7. Infocus: Although it didn’t happen, how would you have dealt with a media frenzy resulting from the theft or unauthorised use of Private or compromising pictures? Are you insured against the costs of dealing with a PR Crisis and any potential lawsuit from clients?
This is an example of why having an agent is beneficial to any photographer who has dealt with clients in the public eye. “You need someone with the resources to check the usage and know how much to charge”, using an agent will allow you to recover any money owed. “Leave it to the professionals” and let them handle any PR issues.
8. Infocus: Finally do you have any tips for Photographers facing similar situations?
● Agents know how to handle and capitalise on commercial opportunities. Leave it up to them is Damien’s advice
● When approached by people purporting to represent the Media, research who is asking the questions. Freelancers taking a chance of getting a story do not have the resources of a national newspaper so recourse against them for twisting the truth is unlikely to be viable?

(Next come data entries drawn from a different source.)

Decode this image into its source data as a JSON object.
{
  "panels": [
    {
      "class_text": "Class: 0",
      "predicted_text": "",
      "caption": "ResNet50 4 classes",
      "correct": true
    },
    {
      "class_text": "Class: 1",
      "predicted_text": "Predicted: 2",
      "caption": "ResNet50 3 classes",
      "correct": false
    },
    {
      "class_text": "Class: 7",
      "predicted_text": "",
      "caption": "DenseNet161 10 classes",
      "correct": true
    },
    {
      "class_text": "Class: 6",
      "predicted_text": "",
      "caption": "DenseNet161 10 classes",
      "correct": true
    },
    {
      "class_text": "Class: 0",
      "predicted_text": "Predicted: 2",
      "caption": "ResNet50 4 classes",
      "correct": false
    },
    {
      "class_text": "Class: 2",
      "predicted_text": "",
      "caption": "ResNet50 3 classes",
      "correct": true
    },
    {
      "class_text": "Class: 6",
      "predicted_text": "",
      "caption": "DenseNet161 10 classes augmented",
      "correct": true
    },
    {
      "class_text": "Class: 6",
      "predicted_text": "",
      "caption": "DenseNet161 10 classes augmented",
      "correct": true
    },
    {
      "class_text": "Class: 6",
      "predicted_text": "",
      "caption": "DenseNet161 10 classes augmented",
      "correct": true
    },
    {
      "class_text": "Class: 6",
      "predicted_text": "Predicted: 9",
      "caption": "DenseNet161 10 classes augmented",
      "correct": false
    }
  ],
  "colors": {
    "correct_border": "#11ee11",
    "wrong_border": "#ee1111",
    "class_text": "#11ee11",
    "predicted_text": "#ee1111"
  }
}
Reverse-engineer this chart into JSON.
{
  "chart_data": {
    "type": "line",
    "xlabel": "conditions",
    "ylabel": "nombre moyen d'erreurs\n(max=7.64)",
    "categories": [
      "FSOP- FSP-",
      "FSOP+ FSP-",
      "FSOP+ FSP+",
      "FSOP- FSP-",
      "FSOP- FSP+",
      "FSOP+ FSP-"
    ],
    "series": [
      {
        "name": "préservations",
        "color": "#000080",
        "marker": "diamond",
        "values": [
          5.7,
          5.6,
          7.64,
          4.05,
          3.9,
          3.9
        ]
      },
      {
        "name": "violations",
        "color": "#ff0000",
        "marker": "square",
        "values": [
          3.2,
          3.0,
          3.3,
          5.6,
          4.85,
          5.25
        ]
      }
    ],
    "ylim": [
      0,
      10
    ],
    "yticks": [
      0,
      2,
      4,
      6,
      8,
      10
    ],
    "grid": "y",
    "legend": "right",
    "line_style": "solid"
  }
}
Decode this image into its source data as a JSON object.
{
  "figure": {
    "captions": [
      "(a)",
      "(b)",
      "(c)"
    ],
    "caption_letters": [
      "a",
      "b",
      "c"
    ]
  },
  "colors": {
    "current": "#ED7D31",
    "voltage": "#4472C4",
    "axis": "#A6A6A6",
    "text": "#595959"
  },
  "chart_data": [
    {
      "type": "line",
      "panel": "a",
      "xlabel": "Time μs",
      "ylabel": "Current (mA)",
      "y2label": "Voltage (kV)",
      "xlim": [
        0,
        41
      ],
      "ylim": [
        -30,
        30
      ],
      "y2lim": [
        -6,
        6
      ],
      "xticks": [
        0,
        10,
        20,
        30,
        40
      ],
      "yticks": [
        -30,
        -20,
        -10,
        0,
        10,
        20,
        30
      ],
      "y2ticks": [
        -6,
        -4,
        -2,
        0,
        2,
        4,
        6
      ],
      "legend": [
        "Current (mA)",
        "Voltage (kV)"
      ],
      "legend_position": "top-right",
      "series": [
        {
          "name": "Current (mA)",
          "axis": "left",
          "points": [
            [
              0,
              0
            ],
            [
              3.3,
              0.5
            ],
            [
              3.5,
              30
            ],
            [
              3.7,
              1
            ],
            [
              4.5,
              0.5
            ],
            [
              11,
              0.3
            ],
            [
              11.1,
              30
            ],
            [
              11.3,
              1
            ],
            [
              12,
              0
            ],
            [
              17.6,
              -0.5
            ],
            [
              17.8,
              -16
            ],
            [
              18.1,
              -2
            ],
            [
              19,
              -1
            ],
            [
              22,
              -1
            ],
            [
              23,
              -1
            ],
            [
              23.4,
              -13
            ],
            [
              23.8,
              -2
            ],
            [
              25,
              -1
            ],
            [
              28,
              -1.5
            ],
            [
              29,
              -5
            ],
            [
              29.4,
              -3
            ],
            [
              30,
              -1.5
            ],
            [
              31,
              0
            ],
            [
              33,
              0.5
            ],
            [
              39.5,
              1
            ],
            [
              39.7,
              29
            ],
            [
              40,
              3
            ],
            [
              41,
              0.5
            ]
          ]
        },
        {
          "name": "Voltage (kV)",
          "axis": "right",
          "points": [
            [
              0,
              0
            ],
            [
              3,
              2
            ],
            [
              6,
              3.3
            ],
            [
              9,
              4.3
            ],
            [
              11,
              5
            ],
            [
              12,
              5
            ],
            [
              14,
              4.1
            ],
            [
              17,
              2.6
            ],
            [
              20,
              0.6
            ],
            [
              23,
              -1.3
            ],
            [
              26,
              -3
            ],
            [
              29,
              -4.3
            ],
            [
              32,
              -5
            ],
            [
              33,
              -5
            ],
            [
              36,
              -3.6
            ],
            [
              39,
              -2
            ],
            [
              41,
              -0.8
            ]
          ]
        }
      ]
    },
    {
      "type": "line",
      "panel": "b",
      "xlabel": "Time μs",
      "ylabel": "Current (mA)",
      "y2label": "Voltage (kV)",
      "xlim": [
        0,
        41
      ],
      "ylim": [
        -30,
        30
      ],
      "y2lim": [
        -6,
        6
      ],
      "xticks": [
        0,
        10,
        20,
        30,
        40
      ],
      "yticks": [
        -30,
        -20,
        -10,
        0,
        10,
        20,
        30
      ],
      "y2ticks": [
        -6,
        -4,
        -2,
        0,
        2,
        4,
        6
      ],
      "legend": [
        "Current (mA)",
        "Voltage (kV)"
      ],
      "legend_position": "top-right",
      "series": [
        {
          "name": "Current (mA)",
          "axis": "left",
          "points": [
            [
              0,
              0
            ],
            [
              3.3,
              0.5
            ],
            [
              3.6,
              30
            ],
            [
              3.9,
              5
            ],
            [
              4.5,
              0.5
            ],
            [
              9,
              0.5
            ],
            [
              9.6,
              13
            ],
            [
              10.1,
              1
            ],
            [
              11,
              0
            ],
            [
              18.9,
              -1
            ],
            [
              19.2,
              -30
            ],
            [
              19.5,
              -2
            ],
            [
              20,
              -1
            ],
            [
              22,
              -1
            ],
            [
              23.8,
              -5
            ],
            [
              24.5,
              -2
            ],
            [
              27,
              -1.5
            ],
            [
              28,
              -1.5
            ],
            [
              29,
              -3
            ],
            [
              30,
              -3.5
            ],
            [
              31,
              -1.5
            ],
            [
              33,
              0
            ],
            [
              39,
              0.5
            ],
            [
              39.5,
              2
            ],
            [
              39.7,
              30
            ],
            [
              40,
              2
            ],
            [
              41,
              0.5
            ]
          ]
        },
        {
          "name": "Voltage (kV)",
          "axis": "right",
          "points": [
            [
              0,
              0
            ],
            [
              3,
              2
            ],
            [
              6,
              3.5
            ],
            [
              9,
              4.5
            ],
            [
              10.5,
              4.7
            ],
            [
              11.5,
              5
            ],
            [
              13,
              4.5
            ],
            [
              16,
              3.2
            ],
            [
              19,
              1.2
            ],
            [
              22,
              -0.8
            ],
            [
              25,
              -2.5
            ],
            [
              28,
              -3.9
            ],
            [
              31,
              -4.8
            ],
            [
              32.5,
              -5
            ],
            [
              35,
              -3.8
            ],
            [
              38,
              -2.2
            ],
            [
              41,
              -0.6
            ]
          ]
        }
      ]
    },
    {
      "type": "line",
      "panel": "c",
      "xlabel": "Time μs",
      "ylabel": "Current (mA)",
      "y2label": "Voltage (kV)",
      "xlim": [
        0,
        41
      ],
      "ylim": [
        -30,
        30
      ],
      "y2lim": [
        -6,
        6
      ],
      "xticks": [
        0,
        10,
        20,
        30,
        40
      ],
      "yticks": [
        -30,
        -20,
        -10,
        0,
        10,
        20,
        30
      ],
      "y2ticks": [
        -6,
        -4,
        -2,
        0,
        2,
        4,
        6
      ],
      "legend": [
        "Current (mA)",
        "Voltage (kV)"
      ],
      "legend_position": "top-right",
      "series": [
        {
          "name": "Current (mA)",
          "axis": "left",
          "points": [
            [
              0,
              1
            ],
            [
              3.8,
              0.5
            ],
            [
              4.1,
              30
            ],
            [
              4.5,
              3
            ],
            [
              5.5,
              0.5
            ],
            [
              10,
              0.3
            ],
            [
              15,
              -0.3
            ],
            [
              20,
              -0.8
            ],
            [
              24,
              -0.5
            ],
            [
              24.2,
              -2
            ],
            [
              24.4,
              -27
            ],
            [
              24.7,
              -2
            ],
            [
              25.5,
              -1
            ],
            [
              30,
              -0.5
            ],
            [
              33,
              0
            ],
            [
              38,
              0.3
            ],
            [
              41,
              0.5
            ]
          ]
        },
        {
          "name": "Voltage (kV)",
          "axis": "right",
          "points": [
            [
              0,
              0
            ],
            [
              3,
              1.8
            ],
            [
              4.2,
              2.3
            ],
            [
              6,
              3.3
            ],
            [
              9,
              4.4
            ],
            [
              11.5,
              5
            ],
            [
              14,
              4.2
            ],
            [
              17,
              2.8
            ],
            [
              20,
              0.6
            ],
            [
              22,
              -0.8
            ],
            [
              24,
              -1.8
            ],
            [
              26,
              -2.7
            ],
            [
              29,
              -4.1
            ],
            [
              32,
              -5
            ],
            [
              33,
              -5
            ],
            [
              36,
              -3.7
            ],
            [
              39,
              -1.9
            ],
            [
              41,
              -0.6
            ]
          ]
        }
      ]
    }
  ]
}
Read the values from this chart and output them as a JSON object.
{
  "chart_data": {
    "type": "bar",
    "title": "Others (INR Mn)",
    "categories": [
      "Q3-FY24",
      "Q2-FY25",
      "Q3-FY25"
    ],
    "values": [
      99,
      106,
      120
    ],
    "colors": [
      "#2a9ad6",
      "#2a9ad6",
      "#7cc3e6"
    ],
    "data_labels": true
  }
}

● Owning Copyright is not permission to make money from your pictures. Permissions and agreements need to be reached such as Model Release forms and commercial agreements need to be in place setting out how Royalties are shared for example
So to summarise, professional press agencies and photo library agents are both a useful business tool in getting the best value out of your pictures and are also valuable protection against the risks posed by Media attention.
Ultimately though they would not meet legal defence costs should you have to defend yourself against legal actions. In the case of Infocus insurance, allegations of professional negligence from your clients would be dealt with by your Infocus Professional Indemnity policy along with associated PR Crisis Containment costs.